Let's take a look at the third shot:
See those streaks in the grass? Compare them to the way the ground looks in the other two images. That's motion blur, too, but it's the kind of motion blur you get from camera shake. We use the term "camera shake" to describe motion blur that is caused by an unsteady hand. That's not your fault--it's simply impossible for any human being to hold a camera completely still once you get to those slower shutter speeds. Camera shake is amplified by the length of your lens--long, telephoto lenses are particularly vulnerable to camera shake at slow shutter speeds because they magnify it. They are also heavier and more difficult to keep steady.
How to fix it
Camera shake can be corrected in the same way that motion blur is corrected--with a faster shutter speed. As a general rule, you want to use a shutter speed that is at least the same number as the length of your lens. 1/200th, for example, if you're using a 200mm lens. However you also have regular motion blur to consider, so that may not be enough--you'll still need to bump up your shutter speed to 1/500 for that football game.

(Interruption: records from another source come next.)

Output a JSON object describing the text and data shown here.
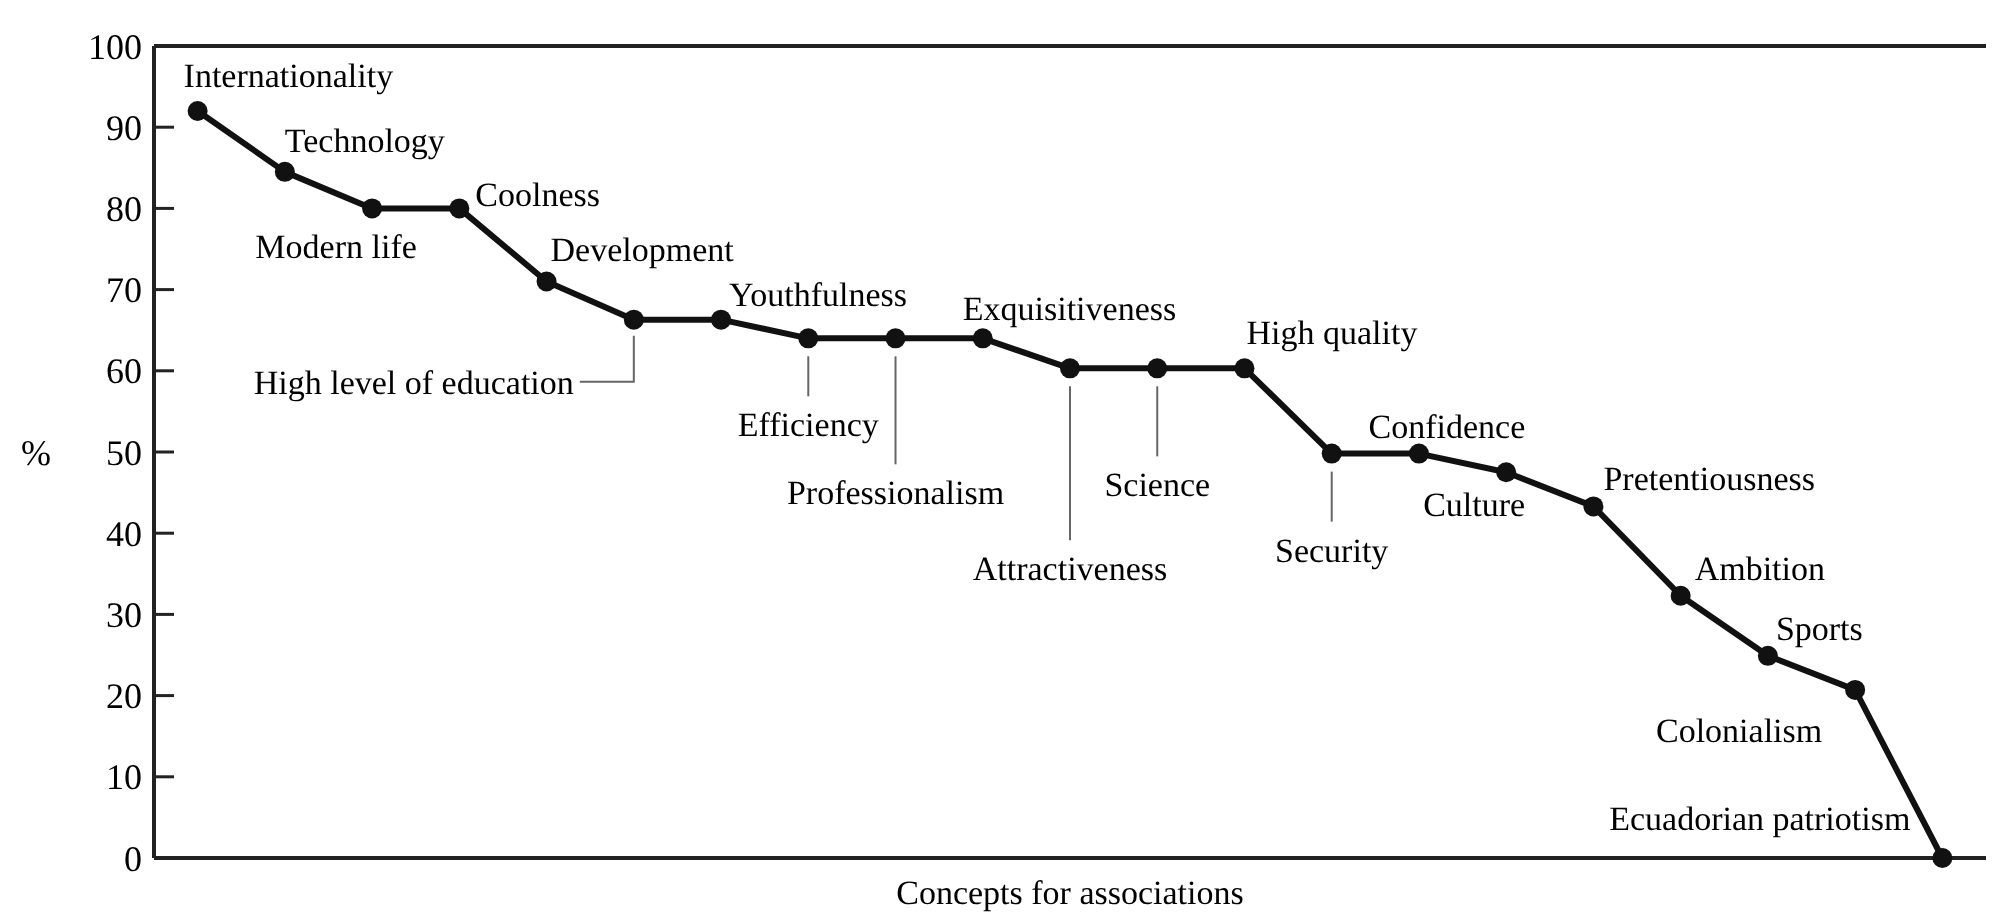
{
  "chart_data": {
    "type": "line",
    "xlabel": "Concepts for associations",
    "ylabel": "%",
    "categories": [
      null,
      null,
      null,
      null,
      null,
      null,
      null,
      null,
      null,
      null,
      null,
      null,
      null,
      null,
      null,
      null,
      null,
      null,
      null,
      null,
      null
    ],
    "annotations": [
      "Internationality",
      "Technology",
      "Modern life",
      "Coolness",
      "Development",
      "High level of education",
      "Youthfulness",
      "Efficiency",
      "Professionalism",
      "Exquisitiveness",
      "Attractiveness",
      "Science",
      "High quality",
      "Security",
      "Confidence",
      "Culture",
      "Pretentiousness",
      "Ambition",
      "Sports",
      "Colonialism",
      "Ecuadorian patriotism"
    ],
    "series": [
      {
        "color": "#111111",
        "values": [
          92,
          84.5,
          80,
          80,
          71,
          66.3,
          66.3,
          64,
          64,
          64,
          60.3,
          60.3,
          60.3,
          49.8,
          49.8,
          47.5,
          43.3,
          32.3,
          24.9,
          20.7,
          0
        ]
      }
    ],
    "ylim": [
      0,
      100
    ],
    "yticks": [
      0,
      10,
      20,
      30,
      40,
      50,
      60,
      70,
      80,
      90,
      100
    ],
    "tick_labels": "y",
    "grid": false,
    "marker": "circle",
    "line_style": "solid"
  }
}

That's why you often see sports photographers with tripods--sometimes it's the only way to keep the camera and a very long lens steady enough to prevent camera shake, especially when the light is fading and you're already shooting as fast as you can, at a high ISO. Keep in mind that the tripod doesn't prevent all kinds of motion blur, just camera shake. You may still get some trails off your players if you're shooting slower than 1/500.

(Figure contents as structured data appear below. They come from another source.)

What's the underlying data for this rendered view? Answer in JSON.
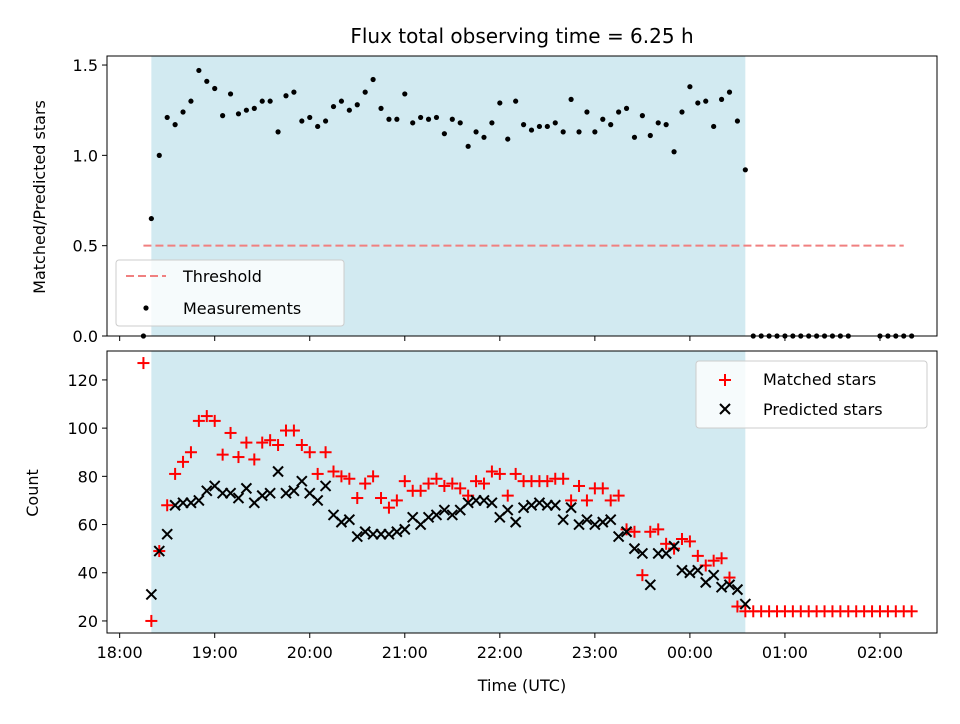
{
  "chart_data": [
    {
      "type": "scatter",
      "title": "Flux total observing time = 6.25 h",
      "ylabel": "Matched/Predicted stars",
      "xlabel": "",
      "ylim": [
        0,
        1.55
      ],
      "xlim": [
        "17:52",
        "02:36"
      ],
      "yticks": [
        "0.0",
        "0.5",
        "1.0",
        "1.5"
      ],
      "yticks_values": [
        0,
        0.5,
        1.0,
        1.5
      ],
      "shaded_span": [
        "18:20",
        "00:35"
      ],
      "shade_color": "#add8e6",
      "threshold": {
        "name": "Threshold",
        "value": 0.5,
        "x_range": [
          "18:15",
          "02:15"
        ],
        "color": "#f08080"
      },
      "legend": {
        "position": "lower-left",
        "entries": [
          "Threshold",
          "Measurements"
        ]
      },
      "series": [
        {
          "name": "Measurements",
          "color": "#000000",
          "x": [
            "18:15",
            "18:20",
            "18:25",
            "18:30",
            "18:35",
            "18:40",
            "18:45",
            "18:50",
            "18:55",
            "19:00",
            "19:05",
            "19:10",
            "19:15",
            "19:20",
            "19:25",
            "19:30",
            "19:35",
            "19:40",
            "19:45",
            "19:50",
            "19:55",
            "20:00",
            "20:05",
            "20:10",
            "20:15",
            "20:20",
            "20:25",
            "20:30",
            "20:35",
            "20:40",
            "20:45",
            "20:50",
            "20:55",
            "21:00",
            "21:05",
            "21:10",
            "21:15",
            "21:20",
            "21:25",
            "21:30",
            "21:35",
            "21:40",
            "21:45",
            "21:50",
            "21:55",
            "22:00",
            "22:05",
            "22:10",
            "22:15",
            "22:20",
            "22:25",
            "22:30",
            "22:35",
            "22:40",
            "22:45",
            "22:50",
            "22:55",
            "23:00",
            "23:05",
            "23:10",
            "23:15",
            "23:20",
            "23:25",
            "23:30",
            "23:35",
            "23:40",
            "23:45",
            "23:50",
            "23:55",
            "00:00",
            "00:05",
            "00:10",
            "00:15",
            "00:20",
            "00:25",
            "00:30",
            "00:35",
            "00:40",
            "00:45",
            "00:50",
            "00:55",
            "01:00",
            "01:05",
            "01:10",
            "01:15",
            "01:20",
            "01:25",
            "01:30",
            "01:35",
            "01:40",
            "02:00",
            "02:05",
            "02:10",
            "02:15",
            "02:20"
          ],
          "y": [
            0.0,
            0.65,
            1.0,
            1.21,
            1.17,
            1.24,
            1.3,
            1.47,
            1.41,
            1.37,
            1.22,
            1.34,
            1.23,
            1.25,
            1.26,
            1.3,
            1.3,
            1.13,
            1.33,
            1.35,
            1.19,
            1.21,
            1.16,
            1.19,
            1.27,
            1.3,
            1.25,
            1.28,
            1.35,
            1.42,
            1.26,
            1.2,
            1.2,
            1.34,
            1.18,
            1.21,
            1.2,
            1.21,
            1.12,
            1.2,
            1.18,
            1.05,
            1.13,
            1.1,
            1.18,
            1.29,
            1.09,
            1.3,
            1.17,
            1.14,
            1.16,
            1.16,
            1.18,
            1.13,
            1.31,
            1.13,
            1.24,
            1.13,
            1.2,
            1.17,
            1.24,
            1.26,
            1.1,
            1.22,
            1.11,
            1.18,
            1.17,
            1.02,
            1.24,
            1.38,
            1.29,
            1.3,
            1.16,
            1.31,
            1.35,
            1.19,
            0.92,
            0.0,
            0.0,
            0.0,
            0.0,
            0.0,
            0.0,
            0.0,
            0.0,
            0.0,
            0.0,
            0.0,
            0.0,
            0.0,
            0.0,
            0.0,
            0.0,
            0.0,
            0.0
          ]
        }
      ]
    },
    {
      "type": "scatter",
      "title": "",
      "ylabel": "Count",
      "xlabel": "Time (UTC)",
      "ylim": [
        15,
        132
      ],
      "xlim": [
        "17:52",
        "02:36"
      ],
      "yticks": [
        "20",
        "40",
        "60",
        "80",
        "100",
        "120"
      ],
      "yticks_values": [
        20,
        40,
        60,
        80,
        100,
        120
      ],
      "xticks": [
        "18:00",
        "19:00",
        "20:00",
        "21:00",
        "22:00",
        "23:00",
        "00:00",
        "01:00",
        "02:00"
      ],
      "shaded_span": [
        "18:20",
        "00:35"
      ],
      "shade_color": "#add8e6",
      "legend": {
        "position": "upper-right",
        "entries": [
          "Matched stars",
          "Predicted stars"
        ]
      },
      "series": [
        {
          "name": "Matched stars",
          "marker": "plus",
          "color": "#ff0000",
          "x": [
            "18:15",
            "18:20",
            "18:25",
            "18:30",
            "18:35",
            "18:40",
            "18:45",
            "18:50",
            "18:55",
            "19:00",
            "19:05",
            "19:10",
            "19:15",
            "19:20",
            "19:25",
            "19:30",
            "19:35",
            "19:40",
            "19:45",
            "19:50",
            "19:55",
            "20:00",
            "20:05",
            "20:10",
            "20:15",
            "20:20",
            "20:25",
            "20:30",
            "20:35",
            "20:40",
            "20:45",
            "20:50",
            "20:55",
            "21:00",
            "21:05",
            "21:10",
            "21:15",
            "21:20",
            "21:25",
            "21:30",
            "21:35",
            "21:40",
            "21:45",
            "21:50",
            "21:55",
            "22:00",
            "22:05",
            "22:10",
            "22:15",
            "22:20",
            "22:25",
            "22:30",
            "22:35",
            "22:40",
            "22:45",
            "22:50",
            "22:55",
            "23:00",
            "23:05",
            "23:10",
            "23:15",
            "23:20",
            "23:25",
            "23:30",
            "23:35",
            "23:40",
            "23:45",
            "23:50",
            "23:55",
            "00:00",
            "00:05",
            "00:10",
            "00:15",
            "00:20",
            "00:25",
            "00:30",
            "00:35",
            "00:40",
            "00:45",
            "00:50",
            "00:55",
            "01:00",
            "01:05",
            "01:10",
            "01:15",
            "01:20",
            "01:25",
            "01:30",
            "01:35",
            "01:40",
            "01:45",
            "01:50",
            "01:55",
            "02:00",
            "02:05",
            "02:10",
            "02:15",
            "02:20"
          ],
          "y": [
            127,
            20,
            49,
            68,
            81,
            86,
            90,
            103,
            105,
            103,
            89,
            98,
            88,
            94,
            87,
            94,
            95,
            93,
            99,
            99,
            93,
            90,
            81,
            90,
            82,
            80,
            79,
            71,
            77,
            80,
            71,
            67,
            70,
            78,
            74,
            74,
            77,
            79,
            76,
            77,
            75,
            72,
            78,
            77,
            82,
            81,
            72,
            81,
            78,
            78,
            78,
            78,
            79,
            79,
            70,
            76,
            70,
            75,
            75,
            70,
            72,
            58,
            57,
            39,
            57,
            58,
            52,
            50,
            54,
            53,
            47,
            43,
            45,
            46,
            38,
            26,
            24,
            24,
            24,
            24,
            24,
            24,
            24,
            24,
            24,
            24,
            24,
            24,
            24,
            24,
            24,
            24,
            24,
            24,
            24,
            24,
            24,
            24
          ]
        },
        {
          "name": "Predicted stars",
          "marker": "x",
          "color": "#000000",
          "x": [
            "18:20",
            "18:25",
            "18:30",
            "18:35",
            "18:40",
            "18:45",
            "18:50",
            "18:55",
            "19:00",
            "19:05",
            "19:10",
            "19:15",
            "19:20",
            "19:25",
            "19:30",
            "19:35",
            "19:40",
            "19:45",
            "19:50",
            "19:55",
            "20:00",
            "20:05",
            "20:10",
            "20:15",
            "20:20",
            "20:25",
            "20:30",
            "20:35",
            "20:40",
            "20:45",
            "20:50",
            "20:55",
            "21:00",
            "21:05",
            "21:10",
            "21:15",
            "21:20",
            "21:25",
            "21:30",
            "21:35",
            "21:40",
            "21:45",
            "21:50",
            "21:55",
            "22:00",
            "22:05",
            "22:10",
            "22:15",
            "22:20",
            "22:25",
            "22:30",
            "22:35",
            "22:40",
            "22:45",
            "22:50",
            "22:55",
            "23:00",
            "23:05",
            "23:10",
            "23:15",
            "23:20",
            "23:25",
            "23:30",
            "23:35",
            "23:40",
            "23:45",
            "23:50",
            "23:55",
            "00:00",
            "00:05",
            "00:10",
            "00:15",
            "00:20",
            "00:25",
            "00:30",
            "00:35"
          ],
          "y": [
            31,
            49,
            56,
            68,
            69,
            69,
            70,
            74,
            76,
            73,
            73,
            71,
            75,
            69,
            72,
            73,
            82,
            73,
            74,
            78,
            73,
            70,
            76,
            64,
            61,
            62,
            55,
            57,
            56,
            56,
            56,
            57,
            58,
            63,
            60,
            63,
            64,
            66,
            64,
            66,
            69,
            70,
            70,
            69,
            63,
            66,
            61,
            67,
            68,
            69,
            68,
            68,
            62,
            67,
            60,
            62,
            60,
            61,
            62,
            55,
            57,
            50,
            48,
            35,
            48,
            48,
            51,
            41,
            40,
            41,
            36,
            39,
            34,
            35,
            33,
            27
          ]
        }
      ]
    }
  ]
}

Other causes of blurry photos: Depth of field
Hey you! by Flickr user rolleh
It's worth mentioning that other common cause of blurry photos--depth of field that is too shallow for your subject. You will commonly see this when shooting subjects that have a lot of dimension at very large apertures (vs. flatter subjects such as the graffiti art on a wall, for example). Shallow depth of field can be a good thing, but not when you end up losing focus on all or part of your subject. In this situation, you need to pay attention to your aperture (the larger the f-number, the more depth of field you'll have) and adjust it according to how much of your subject needs to be in focus. If you don't want to use the aperture setting, you can use a preset--landscape mode will give you large depth of field, while portrait mode will give you a shallower one.
Blur is a monster that threatens all of us photographers, but the good news is we can keep it at bay with a simple understanding of what causes it and how to avoid it. It's always a good idea to examine the EXIF data for images that went wrong as well as those that went right--do this enough and you'll have a pretty good feel for the blurry monster and how to banish it.